When a Python for loop becomes slow, you can often speed it up by running iterations in parallel across multiple CPU cores. This is useful for CPU-bound tasks where each loop iteration is independent.
1. multiprocessing.Pool
from multiprocessing import Pool, cpu_count
def task(x):
return x * x # simulate CPU work
items = list(range(1000))
with Pool(cpu_count()) as p:
results = p.map(task, items)
2. concurrent.futures
from concurrent.futures import ProcessPoolExecutor
def task(x):
return x * x
with ProcessPoolExecutor() as executor:
results = list(executor.map(task, items))
Benchmark: Parallel vs Non-Parallel
Here’s a simple timing comparison:
import time
from multiprocessing import Pool, cpu_count
import requests
def task(x):
return x * x
def task2(x):
response = requests.post("https://httpbin.org/post", data={"key": "value"}, timeout=5)
items = list(range(100))
# Serial
start = time.perf_counter()
serial_results = [task2(x) for x in items]

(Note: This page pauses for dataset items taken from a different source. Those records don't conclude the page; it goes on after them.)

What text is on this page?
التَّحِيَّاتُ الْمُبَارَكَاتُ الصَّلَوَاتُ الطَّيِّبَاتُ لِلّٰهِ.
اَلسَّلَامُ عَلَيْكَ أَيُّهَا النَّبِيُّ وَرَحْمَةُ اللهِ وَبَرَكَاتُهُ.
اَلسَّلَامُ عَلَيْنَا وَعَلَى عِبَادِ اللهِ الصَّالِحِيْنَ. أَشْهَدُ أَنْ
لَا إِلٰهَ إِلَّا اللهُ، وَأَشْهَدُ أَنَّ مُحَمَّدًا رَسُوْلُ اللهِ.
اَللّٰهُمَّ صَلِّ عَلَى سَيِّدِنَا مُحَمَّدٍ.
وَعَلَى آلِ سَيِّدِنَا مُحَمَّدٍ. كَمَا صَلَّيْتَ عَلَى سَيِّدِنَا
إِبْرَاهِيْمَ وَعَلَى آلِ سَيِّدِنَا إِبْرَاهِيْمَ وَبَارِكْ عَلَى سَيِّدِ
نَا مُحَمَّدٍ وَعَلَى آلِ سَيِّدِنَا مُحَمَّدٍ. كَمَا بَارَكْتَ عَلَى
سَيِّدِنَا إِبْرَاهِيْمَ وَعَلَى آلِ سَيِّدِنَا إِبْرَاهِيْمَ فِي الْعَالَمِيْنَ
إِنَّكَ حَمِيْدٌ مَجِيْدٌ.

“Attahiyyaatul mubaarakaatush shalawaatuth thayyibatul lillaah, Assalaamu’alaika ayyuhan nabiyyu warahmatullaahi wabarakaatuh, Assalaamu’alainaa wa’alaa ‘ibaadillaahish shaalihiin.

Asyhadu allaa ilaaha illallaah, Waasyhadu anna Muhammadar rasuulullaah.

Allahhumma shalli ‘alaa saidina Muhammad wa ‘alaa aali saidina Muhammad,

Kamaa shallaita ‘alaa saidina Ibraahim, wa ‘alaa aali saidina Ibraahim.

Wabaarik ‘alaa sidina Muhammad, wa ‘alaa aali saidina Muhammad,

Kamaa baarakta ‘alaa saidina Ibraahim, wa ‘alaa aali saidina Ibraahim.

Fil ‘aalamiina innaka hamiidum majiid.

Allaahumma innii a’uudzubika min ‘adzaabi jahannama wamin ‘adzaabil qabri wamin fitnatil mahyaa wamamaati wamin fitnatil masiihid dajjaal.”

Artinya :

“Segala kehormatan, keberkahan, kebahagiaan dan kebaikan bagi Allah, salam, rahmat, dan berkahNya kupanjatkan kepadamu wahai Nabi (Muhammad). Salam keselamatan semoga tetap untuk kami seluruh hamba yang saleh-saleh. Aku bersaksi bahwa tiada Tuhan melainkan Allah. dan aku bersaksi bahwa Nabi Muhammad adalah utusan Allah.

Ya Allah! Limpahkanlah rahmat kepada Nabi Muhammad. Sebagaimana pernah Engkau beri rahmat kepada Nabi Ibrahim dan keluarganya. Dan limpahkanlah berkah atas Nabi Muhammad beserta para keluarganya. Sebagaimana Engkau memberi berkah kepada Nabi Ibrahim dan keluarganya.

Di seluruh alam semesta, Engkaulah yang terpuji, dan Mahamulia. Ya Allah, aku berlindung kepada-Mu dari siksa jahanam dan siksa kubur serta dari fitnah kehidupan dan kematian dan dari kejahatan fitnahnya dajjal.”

serial_time = time.perf_counter() - start
# Parallel
start = time.perf_counter()
with Pool(cpu_count()) as p:
parallel_results = p.map(task2, items)
parallel_time = time.perf_counter() - start
print(f"Serial time: {serial_time:.3f}s")
print(f"Parallel time: {parallel_time:.3f}s")
results:
task
Serial time: 1.024s
Parallel time: 2.650s
task 2
Serial time: 55.345s
Parallel time: 4.551s
Parallel code can be slower than serial for several practical reasons:
- Process Startup & IPC Overhead
- Task Is Too Small (Granularity Problem)
- Data Copying Costs
- Limited CPU Cores or CPU Throttling
Quick Diagnostic
If this is true:
task_time << process_overhead
Then:
parallel_time > serial_time
This is why benchmarking is critical before parallelizing.
Important Tips
- Use multiprocessing, not threading, for CPU-bound tasks (GIL).
- Parallel overhead can make small tasks slower.
- Always benchmark before and after parallelizing.
- For Pandas and NumPy, try vectorization first.
Parallel processing can provide major speedups for heavy workloads — but only when the task size justifies the overhead.